Dr. Klaus Mueller, professor of computer science and Dr. Eric Papenhausen, a 2017 computer science alumnus at Stony Brook University have recently led their technology startup, Akai Kaeru, in the application of an algorithm that can predict which counties will have a higher-than-average rate of deaths caused by COVID-19.
Akai Kaeru, Japanese for “red frog,” was created in 2016 and received funding from the National Science Foundation to perform visual data analytics research.

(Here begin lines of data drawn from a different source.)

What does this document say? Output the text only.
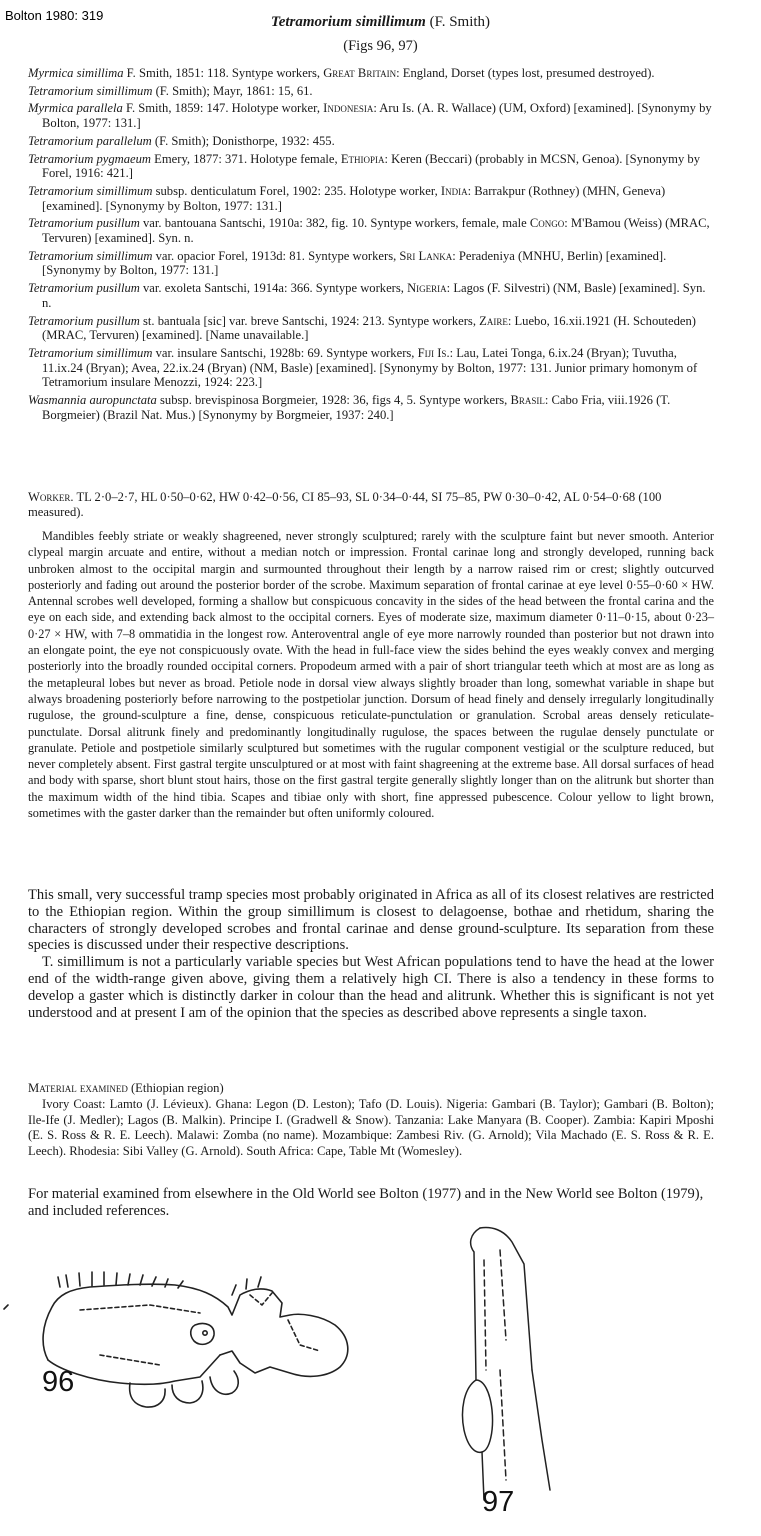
Bolton 1980: 319	Tetramorium simillimum (F. Smith)
(Figs 96, 97)

Myrmica simillima F. Smith, 1851: 118. Syntype workers, Great Britain: England, Dorset (types lost, presumed destroyed).

Tetramorium simillimum (F. Smith); Mayr, 1861: 15, 61.

Myrmica parallela F. Smith, 1859: 147. Holotype worker, Indonesia: Aru Is. (A. R. Wallace) (UM, Oxford) [examined]. [Synonymy by Bolton, 1977: 131.]

Tetramorium parallelum (F. Smith); Donisthorpe, 1932: 455.

Tetramorium pygmaeum Emery, 1877: 371. Holotype female, Ethiopia: Keren (Beccari) (probably in MCSN, Genoa). [Synonymy by Forel, 1916: 421.]

Tetramorium simillimum subsp. denticulatum Forel, 1902: 235. Holotype worker, India: Barrakpur (Rothney) (MHN, Geneva) [examined]. [Synonymy by Bolton, 1977: 131.]

Tetramorium pusillum var. bantouana Santschi, 1910a: 382, fig. 10. Syntype workers, female, male Congo: M'Bamou (Weiss) (MRAC, Tervuren) [examined]. Syn. n.

Tetramorium simillimum var. opacior Forel, 1913d: 81. Syntype workers, Sri Lanka: Peradeniya (MNHU, Berlin) [examined]. [Synonymy by Bolton, 1977: 131.]

Tetramorium pusillum var. exoleta Santschi, 1914a: 366. Syntype workers, Nigeria: Lagos (F. Silvestri) (NM, Basle) [examined]. Syn. n.

Tetramorium pusillum st. bantuala [sic] var. breve Santschi, 1924: 213. Syntype workers, Zaire: Luebo, 16.xii.1921 (H. Schouteden) (MRAC, Tervuren) [examined]. [Name unavailable.]

Tetramorium simillimum var. insulare Santschi, 1928b: 69. Syntype workers, Fiji Is.: Lau, Latei Tonga, 6.ix.24 (Bryan); Tuvutha, 11.ix.24 (Bryan); Avea, 22.ix.24 (Bryan) (NM, Basle) [examined]. [Synonymy by Bolton, 1977: 131. Junior primary homonym of Tetramorium insulare Menozzi, 1924: 223.]

Wasmannia auropunctata subsp. brevispinosa Borgmeier, 1928: 36, figs 4, 5. Syntype workers, Brasil: Cabo Fria, viii.1926 (T. Borgmeier) (Brazil Nat. Mus.) [Synonymy by Borgmeier, 1937: 240.]

Worker. TL 2·0–2·7, HL 0·50–0·62, HW 0·42–0·56, CI 85–93, SL 0·34–0·44, SI 75–85, PW 0·30–0·42, AL 0·54–0·68 (100 measured).

Mandibles feebly striate or weakly shagreened, never strongly sculptured; rarely with the sculpture faint but never smooth. Anterior clypeal margin arcuate and entire, without a median notch or impression. Frontal carinae long and strongly developed, running back unbroken almost to the occipital margin and surmounted throughout their length by a narrow raised rim or crest; slightly outcurved posteriorly and fading out around the posterior border of the scrobe. Maximum separation of frontal carinae at eye level 0·55–0·60 × HW. Antennal scrobes well developed, forming a shallow but conspicuous concavity in the sides of the head between the frontal carina and the eye on each side, and extending back almost to the occipital corners. Eyes of moderate size, maximum diameter 0·11–0·15, about 0·23–0·27 × HW, with 7–8 ommatidia in the longest row. Anteroventral angle of eye more narrowly rounded than posterior but not drawn into an elongate point, the eye not conspicuously ovate. With the head in full-face view the sides behind the eyes weakly convex and merging posteriorly into the broadly rounded occipital corners. Propodeum armed with a pair of short triangular teeth which at most are as long as the metapleural lobes but never as broad. Petiole node in dorsal view always slightly broader than long, somewhat variable in shape but always broadening posteriorly before narrowing to the postpetiolar junction. Dorsum of head finely and densely irregularly longitudinally rugulose, the ground-sculpture a fine, dense, conspicuous reticulate-punctulation or granulation. Scrobal areas densely reticulate-punctulate. Dorsal alitrunk finely and predominantly longitudinally rugulose, the spaces between the rugulae densely punctulate or granulate. Petiole and postpetiole similarly sculptured but sometimes with the rugular component vestigial or the sculpture reduced, but never completely absent. First gastral tergite unsculptured or at most with faint shagreening at the extreme base. All dorsal surfaces of head and body with sparse, short blunt stout hairs, those on the first gastral tergite generally slightly longer than on the alitrunk but shorter than the maximum width of the hind tibia. Scapes and tibiae only with short, fine appressed pubescence. Colour yellow to light brown, sometimes with the gaster darker than the remainder but often uniformly coloured.

This small, very successful tramp species most probably originated in Africa as all of its closest relatives are restricted to the Ethiopian region. Within the group simillimum is closest to delagoense, bothae and rhetidum, sharing the characters of strongly developed scrobes and frontal carinae and dense ground-sculpture. Its separation from these species is discussed under their respective descriptions.

T. simillimum is not a particularly variable species but West African populations tend to have the head at the lower end of the width-range given above, giving them a relatively high CI. There is also a tendency in these forms to develop a gaster which is distinctly darker in colour than the head and alitrunk. Whether this is significant is not yet understood and at present I am of the opinion that the species as described above represents a single taxon.

Material examined (Ethiopian region)

Ivory Coast: Lamto (J. Lévieux). Ghana: Legon (D. Leston); Tafo (D. Louis). Nigeria: Gambari (B. Taylor); Gambari (B. Bolton); Ile-Ife (J. Medler); Lagos (B. Malkin). Principe I. (Gradwell & Snow). Tanzania: Lake Manyara (B. Cooper). Zambia: Kapiri Mposhi (E. S. Ross & R. E. Leech). Malawi: Zomba (no name). Mozambique: Zambesi Riv. (G. Arnold); Vila Machado (E. S. Ross & R. E. Leech). Rhodesia: Sibi Valley (G. Arnold). South Africa: Cape, Table Mt (Womesley).

For material examined from elsewhere in the Old World see Bolton (1977) and in the New World see Bolton (1979), and included references.

96
97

Mueller has taught in the Stony Brook Department of Computer Science for over 20 years and has authored more than 200 research papers, amassing over 9,000 total citations.
The technology, developed by both Mueller and Papenhausen, can visualize emerging correlations between demographic, economic and infrastructure related attributes, and the rate of COVID-19 deaths.
The team used public data collected from the United States Census Bureau, Health and Human Services and the Center for Disease Control (CDC) among others, according to Mueller and Papenhausen.
“It was in May that we had enough data and I started to see consistencies from the month prior in patterns that were predicting a high death rate in April and them still being valid in May,” Papenhausen said.
Upon analysis of data collected from 3,007 counties in the United States, Mueller and Papenhausen discovered discernible patterns contributing to higher-than-average rates of COVID-19 deaths in 985 counties, with 80-90% of these counties being located in Mississippi, Georgia and Louisiana.
The first set of data analyzed consisted of counties with poor and aging populations. Residents living in counties sparsely populated with poor and aging residents had higher-than-average rates of COVID-19-related deaths.
The second set of data analyzed by the algorithm indicated COVID-19 deaths were higher-than-average in counties with high amounts of sleep-deprived and under-educated residents who lacked health insurance. High COVID-19-related death tolls also followed for a third set: which analyzed residents living in counties with low Asian populations, but high minority populations in which contain Black children living in poverty.
The technology was initially created to generate and analyze financial data prior to COVID-19. That was before Mueller recognized the crucial need for his technology in March when COVID-19 began to escalate in the United States.
“When this COVID-19 data came along, we recognized that we could help the CDC and Health and Human Services become better informed about who gets the disease,” Mueller said.
Central to the algorithm is the analysis of county-wide data. “Counties have a certain DNA,” Mueller said. “Counties are more likely to be similar with respect to economic and demographic data.”
The patterns emerging from Mueller’s research may help to determine which counties will be affected by COVID-19 in the future. For example, supply chains, like mask manufacturers, will benefit from knowing which counties may be strained for resources.
In the imminent future, Mueller and Papenhausen hope to launch a web browser that will allow the general public to access their technology. The software used to generate the COVID-19 data analytics, can also be used for financial trading, determining risk factors for diseases like strokes and demonstrating the software’s versatility. Those who are interested in using the software can schedule demo presentations from the startup team.
Dr. Arie Kaufman, Distinguished Professor and former chair of the Stony Brook Computer Science Department from 1999 to 2017, spoke highly of Akai Kaeru’s efforts.
“[Mueller] is really a world expert in high dimensional feature analysis and that’s something that he’s used here very successfully,” Kaufman stated.
Kaufman, who is part of a larger pandemic data analytics project currently being pursued at Stony Brook University, spoke to how algorithms can constantly be retrained and refined, a process which is necessary for developing accurate predictions.
“Machine learning has a training component and a verification component.” Kaufman said. “The more data you have, the better the model because you can train the model. And the model learns from all of this data, and can do a good job.”
Kaufman has also been developing a machine learning classification model using segmented lung computed tomography (CT) images and a large data set containing thousands of patient data entities, including CT scans, X-rays and demographic data.
“This is actually a really intensive project and has a lot of machine learning algorithms that take the CT scan of the chest of the patient and segment the lungs, generating the correlation model between all 1500 parameters, and the COVID-19 outcome,” Kaufman said.
In addition to his classification model, Kaufman is currently developing an app that will facilitate self-quarantining of those who may be coming from micro hotspots, compared to general state-level restrictions imposed by governors. Micro hotspots can narrow the geospatial locations of outbreaks down to the street level.
“Instead of saying the entire state of Arizona is banned, we will characterize it by this micro hotspot,” Kaufman described.
For Akai Kaeru, however, the tech startup’s next goal is to spread the word about their technology. “I’m going to write a letter to Anthony Fauci,” Mueller said. “I believe he’s responsive to emails.”